The asset manager generally receives an ongoing distribution fee from the fund provider, usually around 50% - 60% of the fund producers annual management fee. The asset manager therefore receives 0.5% - 0.85% p.a. distribution fee on the NAV of the fund. The main payments are detailed in the table below.

Table 14: Payments to and from the fund producer over 5 years

There is an extraordinary number of private or white label funds in Switzerland covering the full spectrum of strategies, many with high up front loads and management fees. These funds have to be going into portfolios somewhere. Yes, many funds do not have up-front loads (or are distributed at NAV), have management fees in the 0.8% - 1% range and add value. Again, it comes down to the asset manager to what goes into the portfolio. When presented with two otherwise identical funds, one paying a 3% up front Retrocession and 0.75% ongoing, the other paying nothing, clearly the high kickback fund will get preference.

The real issue is that Retrocession payments are endemic to the system and not disclosed, i.e., there is no potential penalty for taking the kickback. It can be very difficult to place a fund in Switzerland that does not pay some up front load Retrocession plus distribution fee when the asset manager knows this will not seen by his Clients. The fix is easy; mandatory separate disclosure by asset managers of retrocessions received on investment funds and structured products. The Swiss Funds Association (SFA) howled in protest when this idea was tabled a few years ago. It was shelved.

Footnotes

1. Note: a surrender penalty on a policy of over €1 Mio. is an indicator of a poorly set up policy.

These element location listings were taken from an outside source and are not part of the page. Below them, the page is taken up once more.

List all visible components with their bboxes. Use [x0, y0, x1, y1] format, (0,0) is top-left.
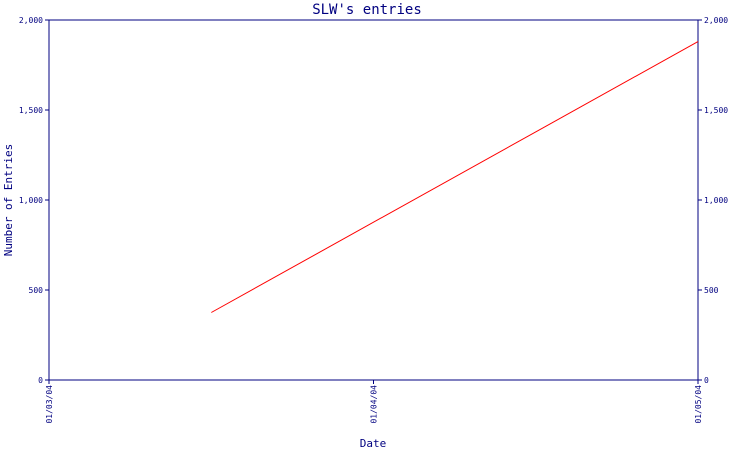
- y-tick-label-right: 1,500: [704, 106, 728, 115]
- plot-frame: [48, 19, 699, 381]
- x-axis-ticks: 01/03/04 01/04/04 01/05/04: [45, 380, 703, 424]
- y-tick-label-right: 2,000: [704, 16, 728, 25]
- y-tick-label-right: 0: [704, 376, 709, 385]
- series-group: [211, 41, 699, 313]
- y-tick-label-right: 500: [704, 286, 719, 295]
- chart-title: SLW's entries: [312, 2, 422, 18]
- series-line: [211, 41, 699, 313]
- y-tick-label-right: 1,000: [704, 196, 728, 205]
- x-axis-label: Date: [360, 437, 387, 450]
- y-axis-ticks: 0 0 500 500 1,000 1,000 1,500 1,500 2,000 2,000: [19, 16, 728, 385]
- y-tick-label-left: 1,000: [19, 196, 43, 205]
- axes: [48, 19, 699, 381]
- x-tick-label: 01/05/04: [694, 385, 703, 424]
- y-tick-label-left: 0: [38, 376, 43, 385]
- y-tick-label-left: 2,000: [19, 16, 43, 25]
- x-tick-label: 01/03/04: [45, 385, 54, 424]
- y-tick-label-left: 1,500: [19, 106, 43, 115]
- x-tick-label: 01/04/04: [370, 385, 379, 424]
- y-tick-label-left: 500: [29, 286, 44, 295]
- y-axis-label: Number of Entries: [2, 144, 15, 257]
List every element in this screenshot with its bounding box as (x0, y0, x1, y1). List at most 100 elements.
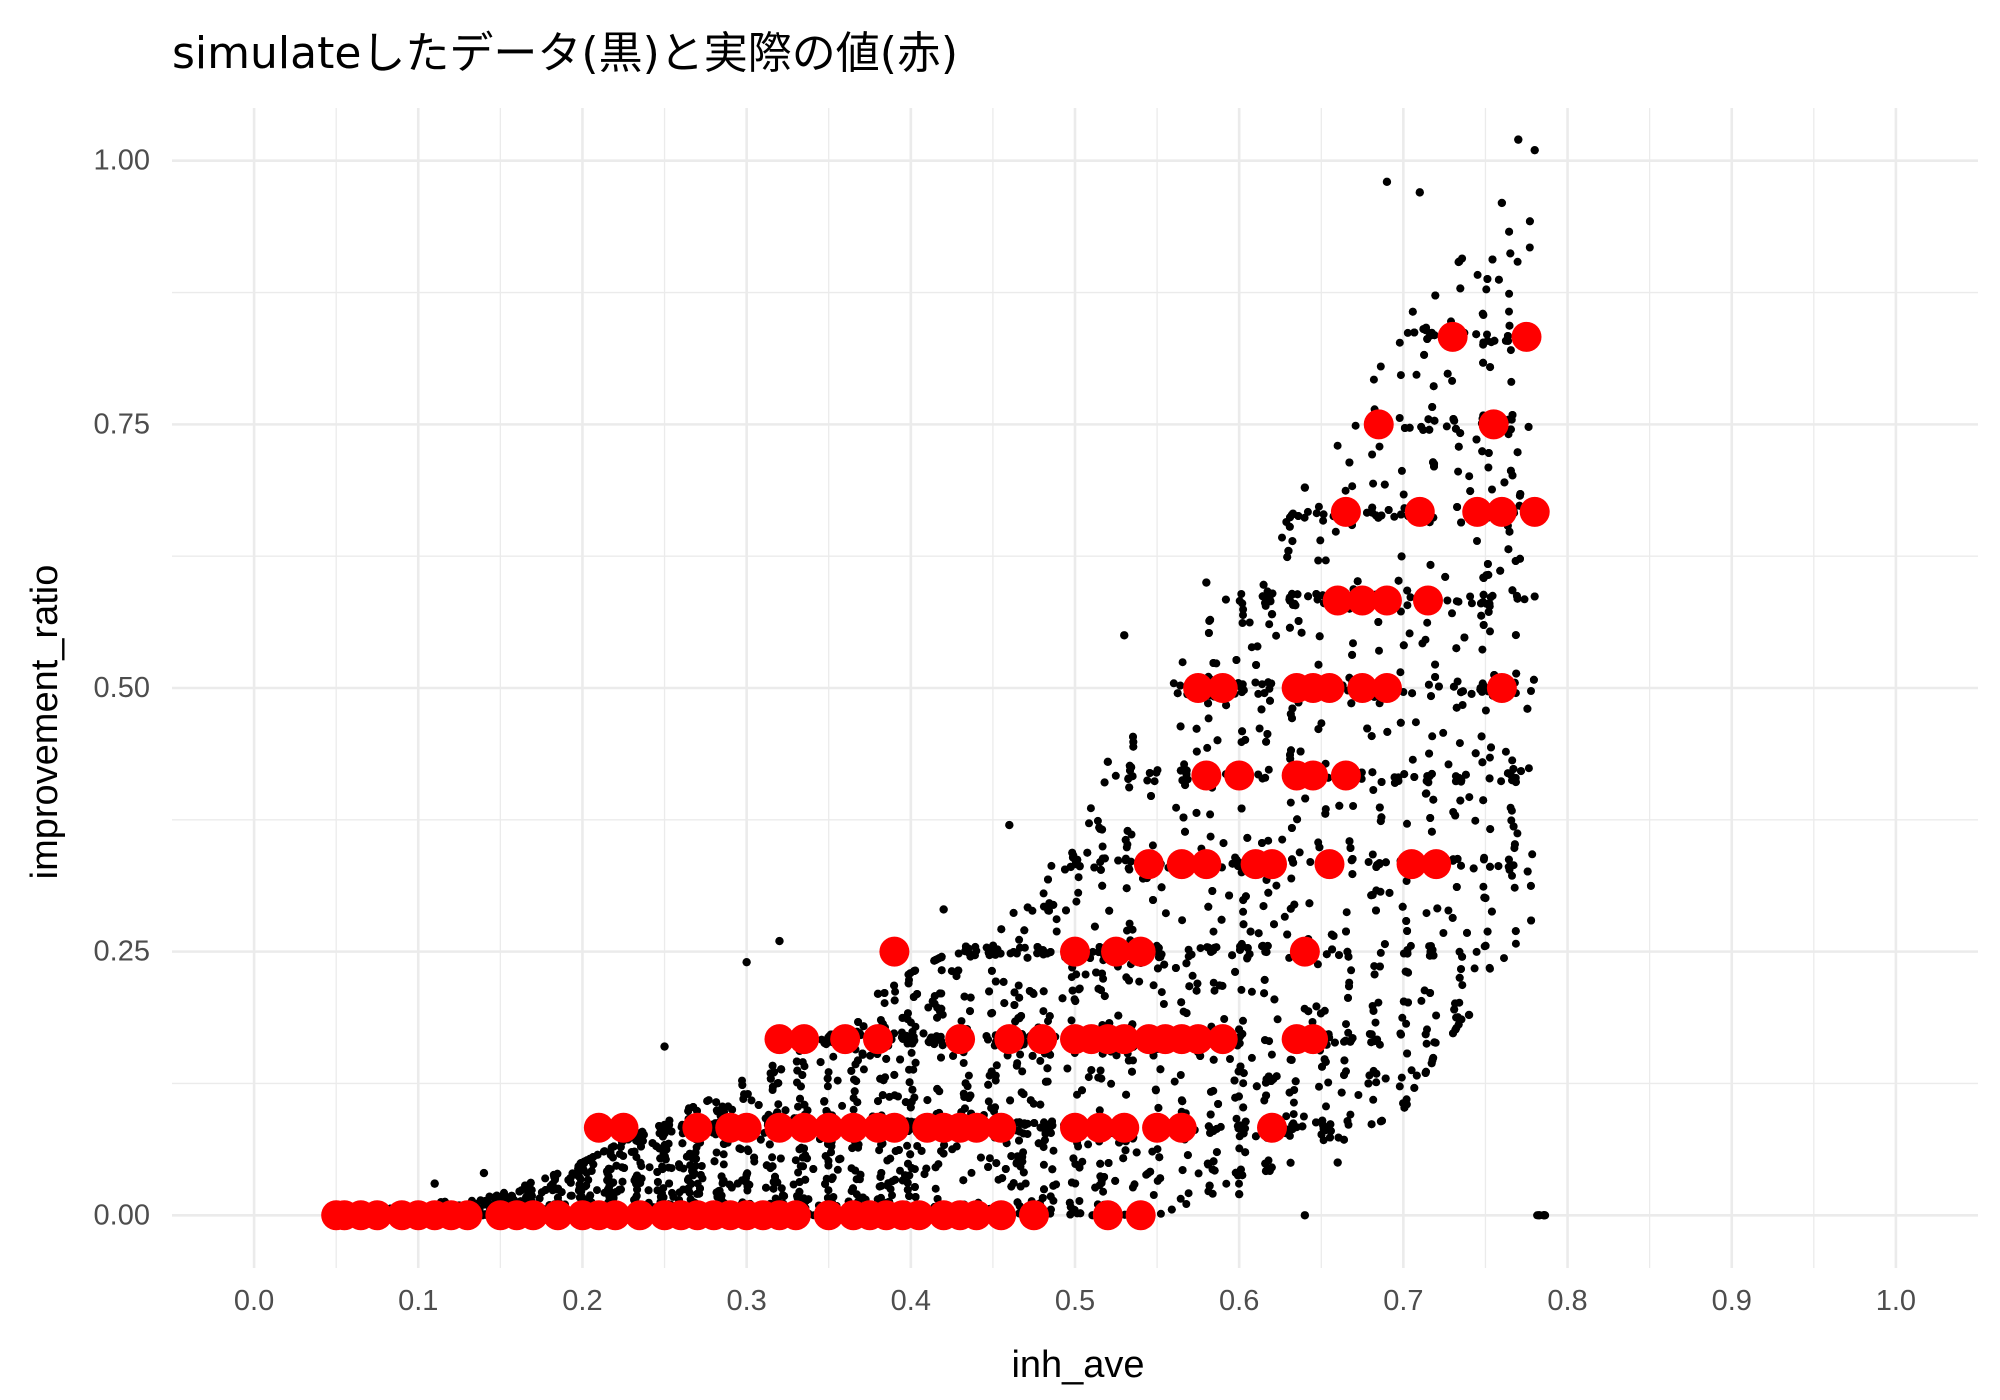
simulated-point (1455, 739, 1464, 748)
simulated-point (1176, 1194, 1185, 1203)
simulated-point (1299, 1112, 1308, 1121)
simulated-point (1312, 509, 1321, 518)
simulated-point (1272, 881, 1281, 890)
simulated-point (1448, 376, 1457, 385)
simulated-point (1098, 969, 1106, 978)
simulated-point (1049, 1146, 1058, 1155)
simulated-point (1278, 835, 1287, 844)
simulated-point (1486, 627, 1494, 636)
simulated-point (939, 1149, 948, 1158)
simulated-point (1381, 1074, 1390, 1083)
simulated-point (1009, 1179, 1018, 1188)
simulated-point (1239, 920, 1248, 929)
simulated-point (957, 1017, 966, 1026)
simulated-point (1301, 794, 1310, 803)
simulated-point (1206, 1087, 1215, 1096)
simulated-point (1016, 943, 1024, 952)
simulated-point (1270, 995, 1279, 1004)
simulated-point (1204, 714, 1213, 723)
simulated-point (1090, 863, 1099, 872)
simulated-point (742, 1171, 751, 1180)
simulated-point (985, 1154, 994, 1163)
simulated-point (1513, 448, 1522, 457)
simulated-point (1128, 1067, 1136, 1076)
simulated-point (1401, 967, 1410, 976)
simulated-point (1485, 774, 1494, 783)
simulated-point (848, 1144, 857, 1153)
simulated-point (1400, 770, 1409, 779)
simulated-point (728, 1105, 737, 1114)
simulated-point (1426, 989, 1435, 997)
simulated-point (898, 1013, 907, 1022)
simulated-point (744, 1147, 753, 1156)
simulated-point (792, 1057, 801, 1066)
simulated-point (1241, 735, 1250, 744)
simulated-point (1098, 842, 1107, 851)
simulated-point (1266, 696, 1274, 705)
simulated-point (1384, 506, 1393, 514)
simulated-point (631, 1194, 640, 1203)
simulated-point (967, 1168, 976, 1177)
simulated-point (1431, 291, 1440, 300)
simulated-point (1427, 827, 1436, 836)
simulated-point (1235, 1179, 1243, 1188)
simulated-point (796, 1094, 804, 1103)
simulated-point (1075, 984, 1084, 993)
simulated-point (1183, 1151, 1192, 1160)
simulated-point (824, 1186, 833, 1195)
simulated-point (1466, 592, 1475, 601)
simulated-point (684, 1107, 693, 1116)
simulated-point (1347, 966, 1356, 975)
simulated-point (548, 1180, 557, 1188)
simulated-point (1478, 309, 1487, 318)
simulated-point (1237, 590, 1246, 598)
simulated-point (966, 1007, 974, 1016)
simulated-point (1508, 411, 1517, 419)
simulated-point (1182, 959, 1191, 968)
simulated-point (1046, 1192, 1055, 1201)
simulated-point (1178, 1097, 1187, 1106)
simulated-point (1448, 913, 1457, 922)
simulated-point (1062, 906, 1070, 915)
simulated-point (1318, 1116, 1327, 1125)
simulated-point (1500, 954, 1508, 963)
simulated-point (796, 1082, 805, 1091)
simulated-point (1337, 1088, 1346, 1097)
simulated-point (1481, 941, 1490, 950)
simulated-point (1023, 903, 1032, 912)
simulated-point (1288, 855, 1296, 864)
simulated-point (1039, 1007, 1048, 1016)
simulated-point (1306, 858, 1315, 866)
simulated-point (687, 1179, 696, 1188)
simulated-point (1368, 503, 1377, 512)
simulated-point (1159, 1000, 1168, 1008)
simulated-point (1128, 772, 1137, 781)
simulated-point (1340, 1056, 1349, 1065)
simulated-point (1430, 1038, 1439, 1047)
simulated-point (985, 987, 994, 996)
simulated-point (866, 1051, 875, 1060)
simulated-point (1505, 289, 1514, 298)
simulated-point (615, 1150, 624, 1158)
simulated-point (1196, 944, 1205, 953)
simulated-point (1219, 839, 1228, 848)
simulated-point (1123, 926, 1131, 935)
simulated-point (1081, 970, 1090, 979)
simulated-point (833, 1165, 842, 1174)
simulated-point (1297, 628, 1306, 637)
simulated-point (1483, 275, 1492, 283)
simulated-point (1448, 609, 1456, 618)
simulated-point (1427, 1059, 1436, 1068)
simulated-point (1112, 1051, 1121, 1060)
simulated-point (1038, 1194, 1047, 1202)
simulated-point (1154, 1103, 1163, 1112)
simulated-point (1045, 906, 1053, 915)
simulated-point (947, 967, 956, 976)
simulated-point (1452, 644, 1461, 653)
simulated-point (1353, 577, 1362, 586)
simulated-point (933, 1013, 942, 1022)
simulated-point (1452, 597, 1461, 606)
simulated-point (1483, 560, 1492, 568)
simulated-point (1114, 1011, 1123, 1020)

2. Other smaller policies (less than €500K), particularly in Germany for example can be ridiculously badly set up with an unintelligible raft of fees and charges. Early redemptions - in the first 5 to 10 years of inception of the policy - have been known to result in the policyholder losing up to half his paid in premium.

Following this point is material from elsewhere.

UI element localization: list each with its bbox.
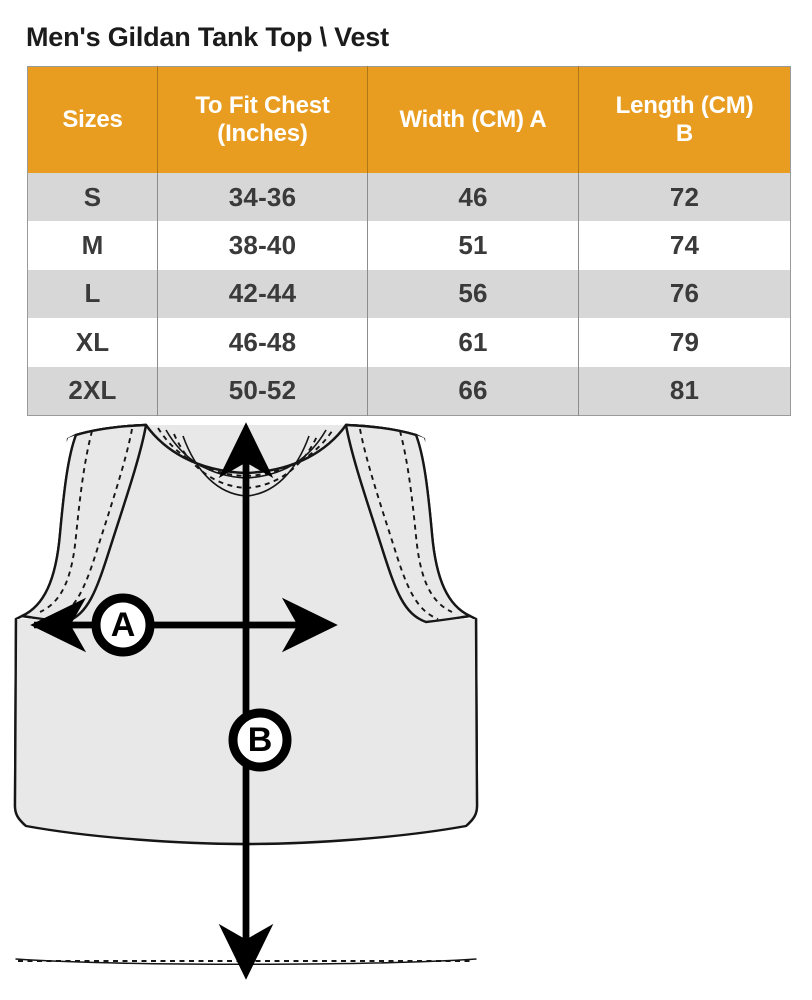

3. This is an extraordinarily wide area with all manner of providers launching funds, from well-organised investment specialists to one and two man shows. The range of quality is wide, from very good actively managed funds consistently beating market benchmarks to funds that are so bad one wonders how they can seriously end up in a Client portfolio.

The content of this article is intended to provide a general guide to the subject matter. Specialist advice should be sought about your specific circumstances.